Immigration is an important issue for the U.S. Catholic Church, but it’s not the fundamental concern it was during earlier periods of American history. And yet, the first nativist candidate ever elected to be president of the United States has won office with a majority of the white Catholic vote.
That has disheartened many Catholic immigrants. Donald Kerwin, executive director of the Center for Migration Studies of New York, noted as much at a major Catholic conference on immigration held last November in San Diego. In a summary of the conference, he wrote:
Many participants wondered why their parish priests and bishops had failed to speak in their defense during the election campaign and why so many of their coreligionists were willing, at the very least, to overlook Trump’s slanderous attacks on them. Would any other religious community, they wondered, ignore such consequential threats toward its members?

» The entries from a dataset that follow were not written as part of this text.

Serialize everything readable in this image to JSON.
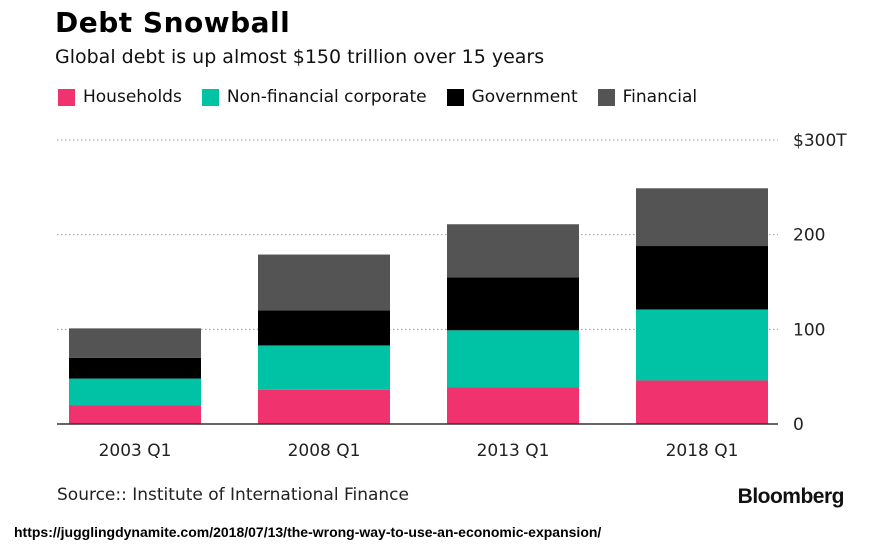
{
  "header": {
    "title": "Debt Snowball",
    "subtitle": "Global debt is up almost $150 trillion over 15 years"
  },
  "footer": {
    "source": "Source:: Institute of International Finance",
    "brand": "Bloomberg",
    "url": "https://jugglingdynamite.com/2018/07/13/the-wrong-way-to-use-an-economic-expansion/"
  },
  "chart_data": {
    "type": "bar",
    "stacked": true,
    "title": "Debt Snowball",
    "subtitle": "Global debt is up almost $150 trillion over 15 years",
    "xlabel": "",
    "ylabel": "",
    "categories": [
      "2003 Q1",
      "2008 Q1",
      "2013 Q1",
      "2018 Q1"
    ],
    "series": [
      {
        "name": "Households",
        "color": "#f0336f",
        "values": [
          20,
          36,
          39,
          46
        ]
      },
      {
        "name": "Non-financial corporate",
        "color": "#00c3a5",
        "values": [
          28,
          47,
          60,
          75
        ]
      },
      {
        "name": "Government",
        "color": "#000000",
        "values": [
          22,
          37,
          56,
          67
        ]
      },
      {
        "name": "Financial",
        "color": "#545454",
        "values": [
          31,
          59,
          56,
          61
        ]
      }
    ],
    "ylim": [
      0,
      300
    ],
    "yticks": [
      0,
      100,
      200,
      300
    ],
    "ytick_labels": [
      "0",
      "100",
      "200",
      "$300T"
    ],
    "grid": true,
    "y_axis_side": "right",
    "legend_position": "top-left"
  }
}
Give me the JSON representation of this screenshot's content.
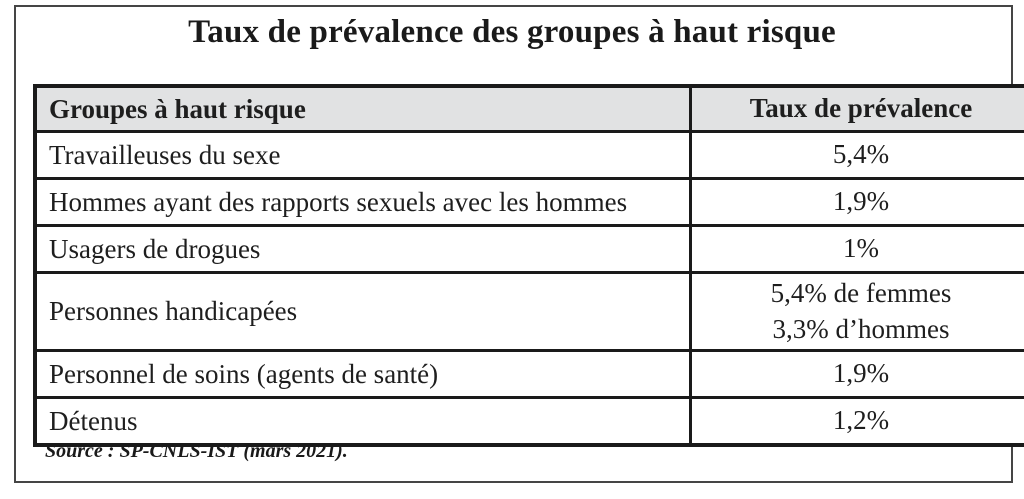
{
  "title": "Taux de prévalence des groupes à haut risque",
  "table": {
    "headers": {
      "group": "Groupes à haut risque",
      "rate": "Taux de prévalence"
    },
    "rows": [
      {
        "group": "Travailleuses du sexe",
        "rate": "5,4%"
      },
      {
        "group": "Hommes ayant des rapports sexuels avec les hommes",
        "rate": "1,9%"
      },
      {
        "group": "Usagers de drogues",
        "rate": "1%"
      },
      {
        "group": "Personnes handicapées",
        "rate": "5,4% de femmes\n3,3% d’hommes"
      },
      {
        "group": "Personnel de soins (agents de santé)",
        "rate": "1,9%"
      },
      {
        "group": "Détenus",
        "rate": "1,2%"
      }
    ]
  },
  "source": "Source : SP-CNLS-IST (mars 2021).",
  "colors": {
    "header_bg": "#e1e2e3",
    "table_border": "#1a1a1a",
    "frame_border": "#454545",
    "text": "#1a1a1a"
  }
}
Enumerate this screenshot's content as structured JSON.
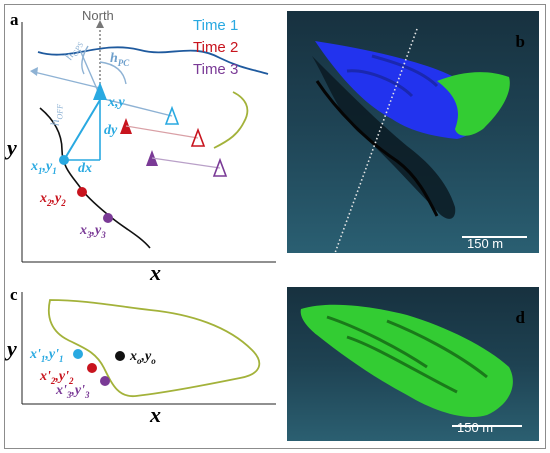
{
  "panels": {
    "a": {
      "letter": "a"
    },
    "b": {
      "letter": "b",
      "scale_text": "150 m"
    },
    "c": {
      "letter": "c"
    },
    "d": {
      "letter": "d",
      "scale_text": "150 m"
    }
  },
  "panel_a": {
    "north": "North",
    "h_gps": "h",
    "h_gps_sub": "GPS",
    "h_pc": "h",
    "h_pc_sub": "PC",
    "h_off": "h",
    "h_off_sub": "OFF",
    "xy": "x,y",
    "dy": "dy",
    "dx": "dx",
    "p1": {
      "x": "x",
      "s1": "1",
      "comma": ",y",
      "s2": "1"
    },
    "p2": {
      "x": "x",
      "s1": "2",
      "comma": ",y",
      "s2": "2"
    },
    "p3": {
      "x": "x",
      "s1": "3",
      "comma": ",y",
      "s2": "3"
    },
    "axis_x": "x",
    "axis_y": "y",
    "legend": [
      "Time 1",
      "Time 2",
      "Time 3"
    ]
  },
  "panel_c": {
    "p1": {
      "x": "x'",
      "s1": "1",
      "comma": ",y'",
      "s2": "1"
    },
    "p2": {
      "x": "x'",
      "s1": "2",
      "comma": ",y'",
      "s2": "2"
    },
    "p3": {
      "x": "x'",
      "s1": "3",
      "comma": ",y'",
      "s2": "3"
    },
    "center": {
      "x": "x",
      "s1": "o",
      "comma": ",y",
      "s2": "o"
    },
    "axis_x": "x",
    "axis_y": "y"
  },
  "colors": {
    "time1": "#29a9e1",
    "time2": "#c8141e",
    "time3": "#7a3a96",
    "river": "#1f5a9e",
    "hillside": "#a3b23a",
    "cloud_blue": "#2233ee",
    "cloud_green": "#33cc33"
  }
}
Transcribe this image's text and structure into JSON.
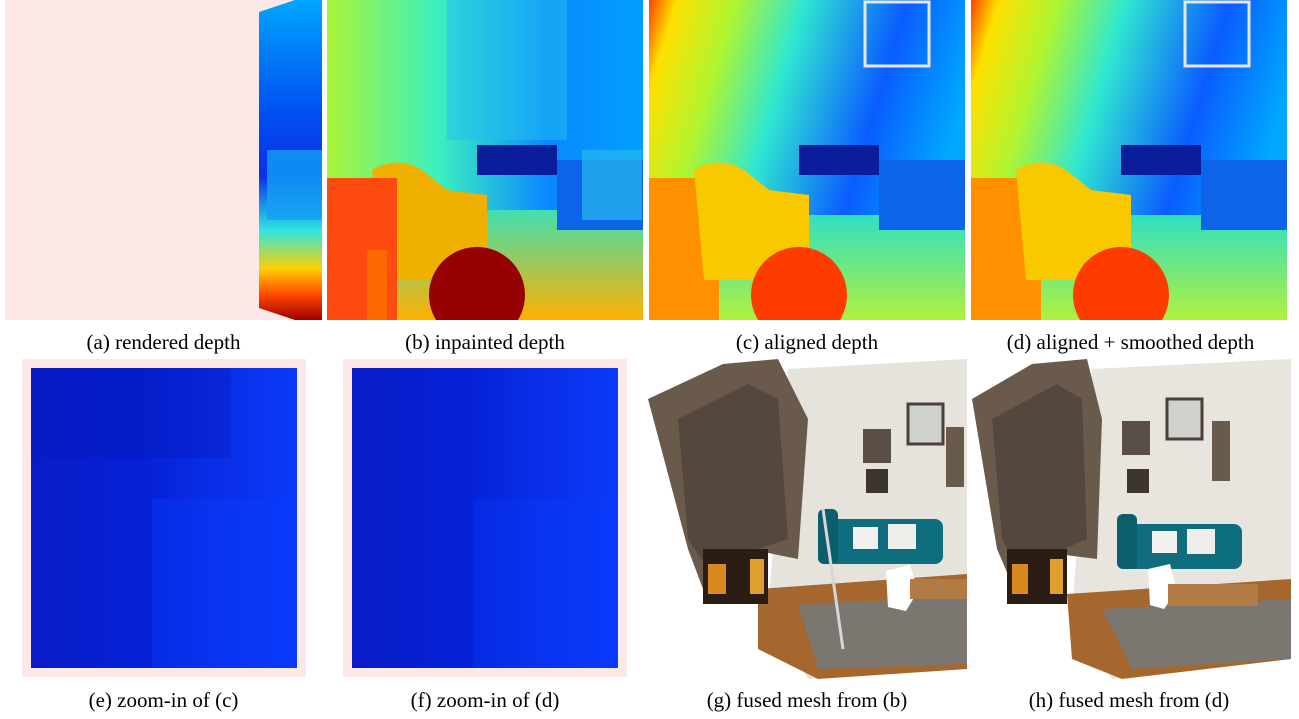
{
  "figure": {
    "captions": {
      "a": "(a) rendered depth",
      "b": "(b) inpainted depth",
      "c": "(c) aligned depth",
      "d": "(d) aligned + smoothed depth",
      "e": "(e) zoom-in of (c)",
      "f": "(f) zoom-in of (d)",
      "g": "(g) fused mesh from (b)",
      "h": "(h) fused mesh from (d)"
    },
    "colors": {
      "empty_region": "#fde8e8",
      "depth_near": "#c00000",
      "depth_mid": "#20e0e0",
      "depth_far": "#0010e0",
      "zoom_box": "#e6e6e6"
    }
  }
}
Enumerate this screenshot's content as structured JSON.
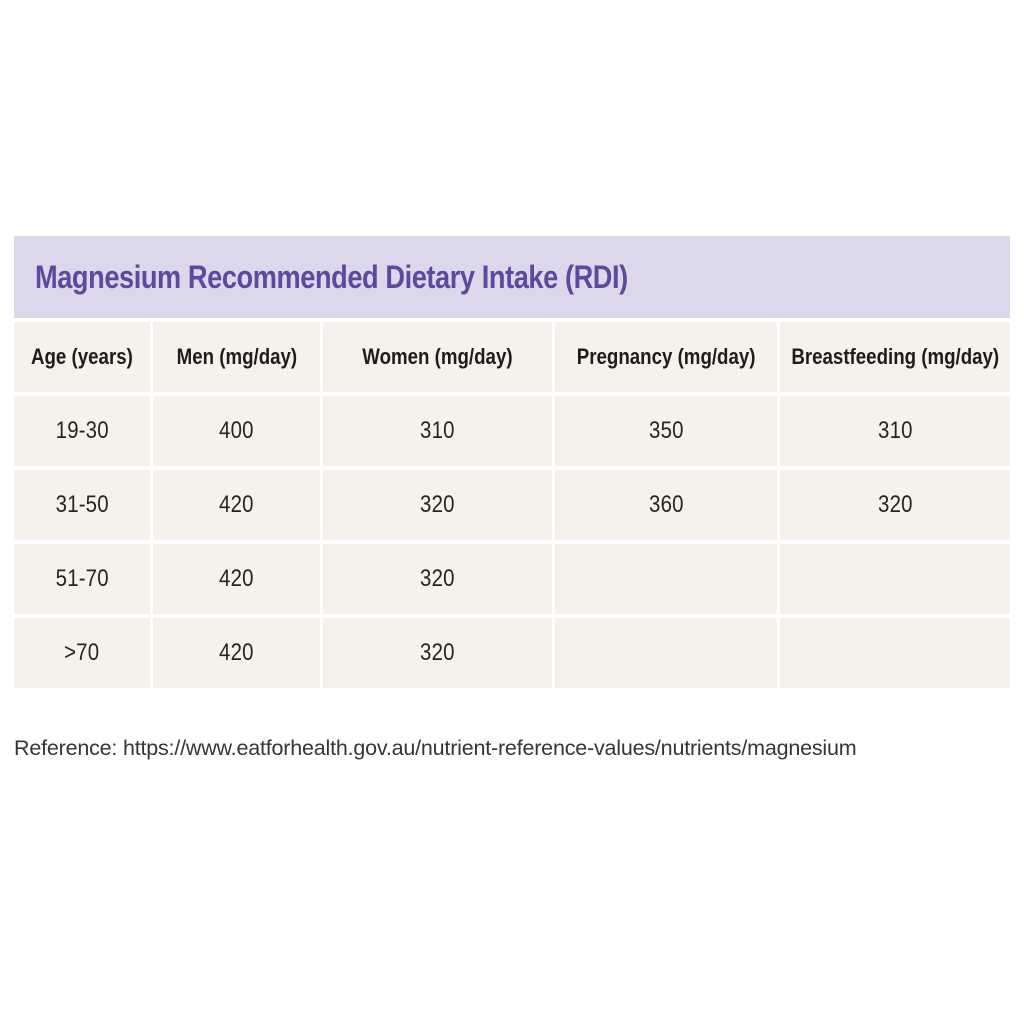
{
  "chart_data": {
    "type": "table",
    "title": "Magnesium Recommended Dietary Intake (RDI)",
    "columns": [
      "Age (years)",
      "Men (mg/day)",
      "Women (mg/day)",
      "Pregnancy (mg/day)",
      "Breastfeeding (mg/day)"
    ],
    "rows": [
      [
        "19-30",
        "400",
        "310",
        "350",
        "310"
      ],
      [
        "31-50",
        "420",
        "320",
        "360",
        "320"
      ],
      [
        "51-70",
        "420",
        "320",
        "",
        ""
      ],
      [
        ">70",
        "420",
        "320",
        "",
        ""
      ]
    ],
    "units": "mg/day",
    "layout_hints": {
      "title_band": true,
      "grid_gaps_visible": true,
      "empty_cells": [
        "rows 51-70 and >70 have no Pregnancy or Breastfeeding values"
      ]
    }
  },
  "reference": "Reference: https://www.eatforhealth.gov.au/nutrient-reference-values/nutrients/magnesium",
  "colors": {
    "title_band_bg": "#dcd7eb",
    "title_text": "#5b4a9e",
    "cell_bg": "#f6f2eb",
    "cell_text": "#262421",
    "reference_text": "#363636",
    "page_bg": "#ffffff"
  }
}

With some exceptions, Catholic institutions aren’t responding to the current surge of nativism with the urgency that they brought to earlier crackdowns on immigration. Despite that, immigration remains essential to the flourishing of the American church. For just as immigration laws have changed the face of the Catholic Church in America before, the dramatic overhaul being put forward now will do the same. In the long term, it points toward a smaller and less vital church.
The RAISE Act—the so-called Reforming American Immigration for Strong Employment bill—will diminish the size of the Catholic population by cutting deeply into immigration permitted from several heavily Catholic countries. The legislation, embraced by President Donald Trump, would eliminate family-sponsored immigration for all but the spouses and minor children of U.S. citizens and legal permanent residents. The resulting cut in immigration would come heavily from Mexico, the world’s second-largest Catholic country, where four out of five people identify as Catholic.